The outcome of the second round is open. Zelenskyi won the first round of the election with a programme that does not contain many details and that was likely unknown to most of his voters. He will face more scrutiny in the remaining weeks before the second round. There will be pressure on Zelenskyi to participate in televised debates with Poroshenko and when he does, his political ignorance will show. There is widespread concern that if Zelenskyi wins the election, oligarchic interests could exploit his lack of experience and Russia could ‘test’ the new President by escalating the conflict in the East. Because of such concerns, many Ukrainians may yet prefer the relative stability and predictability of a second Poroshenko term. Still, having received almost twice as many votes as Poroshenko, the mostly likely outcome of the second round is a Zelenskyi presidency.
How this will turn out is anyone’s guess. Whether Poroshenko or Zelenskyi is President over the next five years, however, may matter less than many people think. Since independence, Ukraine has alternated between a version of executive-legislative relations that favours presidential power and one that results in a balance of powers between the President and the Parliament. Given that the balance of powers between the President and the Parliament was restored following the 2013-2014 Euromaidan Revolution, the President now relies on parliamentary support to push through their policy agenda.
The Verkhovna Rada, Ukraine’s national parliament, will continue to serve as a serious check on presidential power. Poroshenko’s party, Solidarity, is in a minority governing coalition of which the other party and many individual MPs seem reluctant to be a part, and it is unlikely that Solidarity will expand its seat share in the parliamentary elections in October. Zelenskyi and his team have only recently founded their political party, People’s Servant, named after their hit sitcom, with the goal to participate in the upcoming parliamentary election. After the election, the People’s Servant faction will be just one of a range of factions in the Parliament, with which the party would have to form a coalition.
The President of Ukraine is also checked by the international community and a strong civil society. Since the Euromaidan Revolution, the government has been more susceptible to pressure from civil society. Ukrainian civil society actors engage in advocacy in conjunction with international partners and in this way sometimes have considerable influence over legislation and policies. The Ukrainian government depends on the trust of international financial institutions and the political support of foreign governments. In recent years, Ukraine’s international partners have at times played a crucial role in persuading the government to adopt or implement reforms, including most notably in the area of anti-corruption. Whoever is the President of Ukraine in the coming years will not be able to escape external pressure.
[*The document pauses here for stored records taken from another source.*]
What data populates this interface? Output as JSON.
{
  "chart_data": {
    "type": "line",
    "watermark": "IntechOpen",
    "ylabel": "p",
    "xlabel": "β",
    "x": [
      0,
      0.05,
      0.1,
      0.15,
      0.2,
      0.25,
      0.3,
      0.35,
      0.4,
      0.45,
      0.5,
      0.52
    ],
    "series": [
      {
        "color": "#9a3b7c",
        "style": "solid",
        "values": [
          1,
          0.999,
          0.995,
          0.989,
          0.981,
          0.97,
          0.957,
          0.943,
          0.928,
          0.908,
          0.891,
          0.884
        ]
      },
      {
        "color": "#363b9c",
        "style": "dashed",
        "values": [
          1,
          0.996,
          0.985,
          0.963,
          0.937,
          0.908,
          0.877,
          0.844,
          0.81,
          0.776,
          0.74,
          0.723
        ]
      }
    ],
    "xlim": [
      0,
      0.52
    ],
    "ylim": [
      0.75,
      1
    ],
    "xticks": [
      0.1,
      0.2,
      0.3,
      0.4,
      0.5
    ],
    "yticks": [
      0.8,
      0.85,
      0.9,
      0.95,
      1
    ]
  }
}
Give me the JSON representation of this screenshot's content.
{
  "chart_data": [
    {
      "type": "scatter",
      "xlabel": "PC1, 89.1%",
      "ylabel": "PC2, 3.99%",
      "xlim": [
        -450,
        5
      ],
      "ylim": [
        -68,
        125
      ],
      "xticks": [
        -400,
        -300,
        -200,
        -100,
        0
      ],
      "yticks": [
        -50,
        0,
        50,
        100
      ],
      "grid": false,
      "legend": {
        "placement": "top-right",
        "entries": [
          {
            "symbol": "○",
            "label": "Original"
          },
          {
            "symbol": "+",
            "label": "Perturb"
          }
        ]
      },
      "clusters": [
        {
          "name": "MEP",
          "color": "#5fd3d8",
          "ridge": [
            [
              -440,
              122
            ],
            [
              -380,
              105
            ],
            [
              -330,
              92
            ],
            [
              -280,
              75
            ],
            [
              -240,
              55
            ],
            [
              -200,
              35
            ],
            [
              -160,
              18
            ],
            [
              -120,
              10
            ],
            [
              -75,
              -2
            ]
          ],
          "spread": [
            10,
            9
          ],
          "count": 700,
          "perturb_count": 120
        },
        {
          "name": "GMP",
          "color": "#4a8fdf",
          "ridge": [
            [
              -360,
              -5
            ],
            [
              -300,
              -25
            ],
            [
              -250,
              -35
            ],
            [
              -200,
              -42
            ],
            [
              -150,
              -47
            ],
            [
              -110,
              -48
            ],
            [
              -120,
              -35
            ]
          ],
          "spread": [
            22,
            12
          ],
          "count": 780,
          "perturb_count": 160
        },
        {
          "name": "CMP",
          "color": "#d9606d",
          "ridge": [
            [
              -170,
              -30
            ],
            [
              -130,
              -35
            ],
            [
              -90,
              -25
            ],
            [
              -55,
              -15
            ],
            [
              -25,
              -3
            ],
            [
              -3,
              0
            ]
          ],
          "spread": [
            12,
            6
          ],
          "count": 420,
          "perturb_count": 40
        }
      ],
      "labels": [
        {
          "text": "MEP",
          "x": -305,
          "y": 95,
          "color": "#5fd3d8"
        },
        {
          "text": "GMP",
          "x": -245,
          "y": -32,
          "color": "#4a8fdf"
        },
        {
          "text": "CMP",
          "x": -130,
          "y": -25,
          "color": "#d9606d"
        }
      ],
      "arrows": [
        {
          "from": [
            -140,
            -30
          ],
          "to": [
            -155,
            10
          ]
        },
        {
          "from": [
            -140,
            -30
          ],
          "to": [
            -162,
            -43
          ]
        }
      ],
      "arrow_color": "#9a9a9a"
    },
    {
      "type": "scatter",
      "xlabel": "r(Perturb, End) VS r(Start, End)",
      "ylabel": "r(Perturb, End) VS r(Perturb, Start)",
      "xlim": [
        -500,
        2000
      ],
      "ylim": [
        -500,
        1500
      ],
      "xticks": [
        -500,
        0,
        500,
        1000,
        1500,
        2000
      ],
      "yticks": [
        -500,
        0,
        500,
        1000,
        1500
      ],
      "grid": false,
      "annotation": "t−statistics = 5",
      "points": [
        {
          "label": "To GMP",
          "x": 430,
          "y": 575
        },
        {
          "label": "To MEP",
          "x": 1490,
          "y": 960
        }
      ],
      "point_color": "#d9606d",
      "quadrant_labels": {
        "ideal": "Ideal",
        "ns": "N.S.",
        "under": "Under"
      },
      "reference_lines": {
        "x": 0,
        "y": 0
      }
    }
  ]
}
In pointing out that Ukraine may very well elect a comedian with no political experience as its next President, media reports about the election have insinuated that the country’s democracy is feckless and immature. The importance of social media in elections and the sudden rise of a political outsider, however, are common for many democracies today, including in Europe. The real takeaway from the first round of the election is that it has been more open and fair than any previous election in the country, strengthening Ukraine’s status as a European democracy.